How to Ask the Right Questions:
In the past we’ve all been in a situation where we’ve made a presentation or turned in a report and our superior asks us a question that we didn’t even consider and didn’t address in our report. We look embarrassed and kick ourselves afterwards saying, “why didn’t I think to consider that?”
Asking the right question is key, but it’s more than just that. Asking the right question is all about seeing a problem from a different perspective than everyone else. If you’re able to see the problem in a way no one else is, you’re able to address the issue in a manner that will net results no one even considered; ergo the reason for asking the right question.
How to Ask the Right Questions
When a direct report comes to you for advice on a problem, our natural instinct is to quickly reply with a solution. It goes to my earlier comment, our performance is measured on the solutions our teams generate. The first thing to do is to actively listen. The key to becoming a person who asks the right question is to listen. What makes you a great leader is that your mind is always going, however it will behoove you to consider the comment your direct report is making. Then follow up with a question. It’s in our nature to respond with a solution and a quick solution at that. Responding with a probing question will enable you to accomplish two goals; the first is gain a greater understanding of the issue and the second item is to help your direct report walk through the issue as well as you question them.

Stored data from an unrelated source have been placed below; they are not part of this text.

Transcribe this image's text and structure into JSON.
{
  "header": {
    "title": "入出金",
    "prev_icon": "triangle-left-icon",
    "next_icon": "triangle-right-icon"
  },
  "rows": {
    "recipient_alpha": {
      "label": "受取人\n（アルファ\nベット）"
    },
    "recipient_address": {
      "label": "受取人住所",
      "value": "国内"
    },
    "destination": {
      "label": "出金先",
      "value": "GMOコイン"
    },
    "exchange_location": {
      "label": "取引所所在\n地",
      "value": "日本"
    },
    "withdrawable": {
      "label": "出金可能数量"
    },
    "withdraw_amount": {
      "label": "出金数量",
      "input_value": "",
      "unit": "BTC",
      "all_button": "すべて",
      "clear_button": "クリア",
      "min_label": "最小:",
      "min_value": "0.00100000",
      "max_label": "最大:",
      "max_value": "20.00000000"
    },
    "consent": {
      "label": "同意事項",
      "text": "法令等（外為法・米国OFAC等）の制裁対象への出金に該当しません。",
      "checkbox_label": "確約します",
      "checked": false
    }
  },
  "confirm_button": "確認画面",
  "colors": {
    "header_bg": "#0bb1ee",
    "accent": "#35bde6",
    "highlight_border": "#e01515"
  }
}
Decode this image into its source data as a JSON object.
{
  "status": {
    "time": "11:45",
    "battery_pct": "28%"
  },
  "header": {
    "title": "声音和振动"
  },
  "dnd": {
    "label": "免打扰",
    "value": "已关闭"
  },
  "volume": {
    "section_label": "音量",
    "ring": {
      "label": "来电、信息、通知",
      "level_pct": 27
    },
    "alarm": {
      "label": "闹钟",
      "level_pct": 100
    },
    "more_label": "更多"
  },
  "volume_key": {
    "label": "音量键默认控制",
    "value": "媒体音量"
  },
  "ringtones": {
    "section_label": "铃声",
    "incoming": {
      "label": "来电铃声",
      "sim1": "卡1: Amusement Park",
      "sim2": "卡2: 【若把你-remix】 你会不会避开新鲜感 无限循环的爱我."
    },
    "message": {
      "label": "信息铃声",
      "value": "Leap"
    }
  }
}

Also, open-ended questions will lead to more than a single word answer and also create engagement with direct reports about the issue. These types of questions are helpful for gaining more insight on a particular project and exploring opinions.
Types of Questions Not to Ask
Questions that won’t get you the results you’re looking for are:
Leading questions: You don’t want to influence the answer to the question, and leading questions do this; “do you & don’t you” are perfect examples of this.

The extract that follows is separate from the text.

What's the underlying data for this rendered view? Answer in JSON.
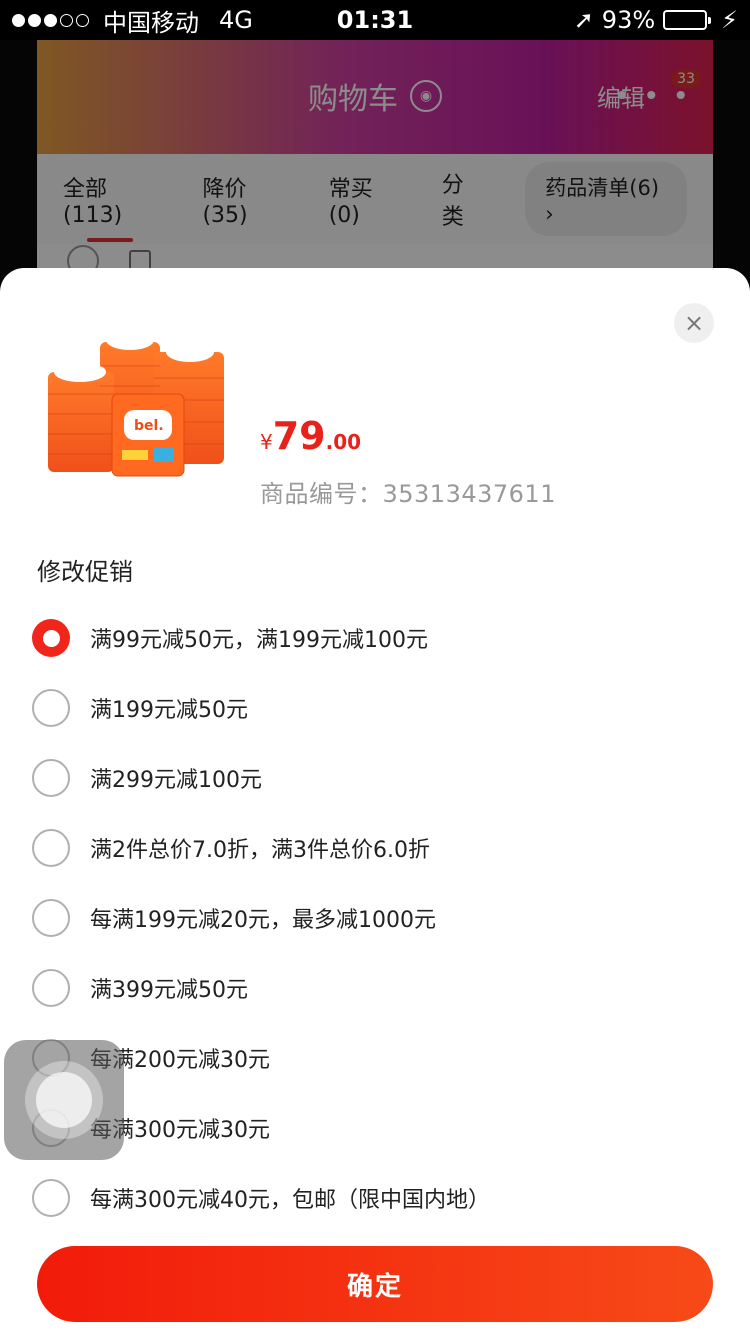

Multiple questions: When you talk over your questions or ask several questions at once you will never get the answer you want from the question you’re really asking.
Why questions: It’s ok to ask why, but use the word sparingly because it can often be deemed that you are challenging someone and as the leader your influence will cloud the response you receive. It’s imperative that we understand that if people feel we are challenging them, but in reality we are just probing, they may give us an answer that will appease us as oppose to the real answer. Ways to ask probing questions while netting the results you’re looking for. You can say, “tell me more about that” or “what do you think the reasons for that is.”
Great Change Happens When Questions are Perspective, Innovative, and Bold
If you’re asking the wrong questions, you’re positioning your group to fail. As the leader you not only must be asking the right questions, but cultivating an atmosphere of people who ask the right questions and see the project from a perspective that no one else does.